Evaluating Stability and Comparing Output of Feature Selectors that Optimize Feature Subset Cardinality
Issue No. 11 - November (2010 vol. 32)
DOI Bookmark: http://doi.ieeecomputersociety.org/10.1109/TPAMI.2010.34
Petr Somol , Institute of Information Theory and Automation of the Czech Academy of Sciences, Prague
Jana Novovičová , Institute of Information Theory and Automation of the Czech Academy of Sciences, Prague
Stability (robustness) of feature selection methods is a topic of recent interest, yet often neglected importance, with direct impact on the reliability of machine learning systems. We investigate the problem of evaluating the stability of feature selection processes yielding subsets of varying size. We introduce several novel feature selection stability measures and adjust some existing measures in a unifying framework that offers broad insight into the stability problem. We study in detail the properties of considered measures and demonstrate on various examples what information about the feature selection process can be gained. We also introduce an alternative approach to feature selection evaluation in the form of measures that enable comparing the similarity of two feature selection processes. These measures enable comparing, e.g., the output of two feature selection methods or two runs of one method with different parameters. The information obtained using the considered stability and similarity measures is shown to be usable for assessing feature selection methods (or criteria) as such.
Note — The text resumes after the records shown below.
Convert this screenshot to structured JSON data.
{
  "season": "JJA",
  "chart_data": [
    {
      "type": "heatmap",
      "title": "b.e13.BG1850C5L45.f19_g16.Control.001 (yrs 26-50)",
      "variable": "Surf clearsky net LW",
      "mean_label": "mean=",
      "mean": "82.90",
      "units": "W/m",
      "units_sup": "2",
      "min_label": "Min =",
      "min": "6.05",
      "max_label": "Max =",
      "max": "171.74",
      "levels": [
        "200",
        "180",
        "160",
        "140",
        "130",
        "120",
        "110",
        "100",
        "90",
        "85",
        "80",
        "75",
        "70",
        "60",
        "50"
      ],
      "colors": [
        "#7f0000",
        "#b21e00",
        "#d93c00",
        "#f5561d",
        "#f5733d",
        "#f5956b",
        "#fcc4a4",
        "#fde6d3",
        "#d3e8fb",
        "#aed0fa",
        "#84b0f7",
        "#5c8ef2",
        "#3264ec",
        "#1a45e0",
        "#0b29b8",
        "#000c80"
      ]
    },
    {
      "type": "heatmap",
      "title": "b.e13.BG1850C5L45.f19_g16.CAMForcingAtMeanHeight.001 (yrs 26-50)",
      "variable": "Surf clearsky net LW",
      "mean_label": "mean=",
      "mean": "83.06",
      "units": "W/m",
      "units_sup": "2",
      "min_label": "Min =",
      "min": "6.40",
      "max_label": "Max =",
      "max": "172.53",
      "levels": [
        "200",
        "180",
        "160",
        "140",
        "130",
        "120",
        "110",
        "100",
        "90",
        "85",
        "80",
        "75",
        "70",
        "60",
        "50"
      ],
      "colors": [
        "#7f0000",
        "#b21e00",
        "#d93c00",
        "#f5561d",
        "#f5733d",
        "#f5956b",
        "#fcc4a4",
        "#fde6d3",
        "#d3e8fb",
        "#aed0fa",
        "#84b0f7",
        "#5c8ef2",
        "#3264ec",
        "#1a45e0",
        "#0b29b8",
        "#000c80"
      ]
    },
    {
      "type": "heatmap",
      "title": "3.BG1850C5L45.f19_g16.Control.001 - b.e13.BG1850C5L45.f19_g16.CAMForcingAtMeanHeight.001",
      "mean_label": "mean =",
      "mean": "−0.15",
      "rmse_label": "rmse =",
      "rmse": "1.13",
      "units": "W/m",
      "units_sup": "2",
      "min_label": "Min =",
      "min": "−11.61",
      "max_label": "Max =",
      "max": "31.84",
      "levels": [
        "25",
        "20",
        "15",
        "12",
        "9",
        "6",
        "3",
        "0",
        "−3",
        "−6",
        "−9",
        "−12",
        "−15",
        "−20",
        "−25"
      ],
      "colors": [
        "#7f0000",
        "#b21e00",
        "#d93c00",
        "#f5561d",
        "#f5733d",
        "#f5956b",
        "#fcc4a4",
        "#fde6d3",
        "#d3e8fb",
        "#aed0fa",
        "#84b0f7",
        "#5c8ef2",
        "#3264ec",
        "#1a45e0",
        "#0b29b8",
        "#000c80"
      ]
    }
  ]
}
Feature selection, feature stability, stability measures, similarity measures, sequential search, individual ranking, feature subset-size optimization, high dimensionality, small sample size.
J. Novovičová and P. Somol, "Evaluating Stability and Comparing Output of Feature Selectors that Optimize Feature Subset Cardinality," in IEEE Transactions on Pattern Analysis & Machine Intelligence, vol. 32, no. , pp. 1921-1939, 2010.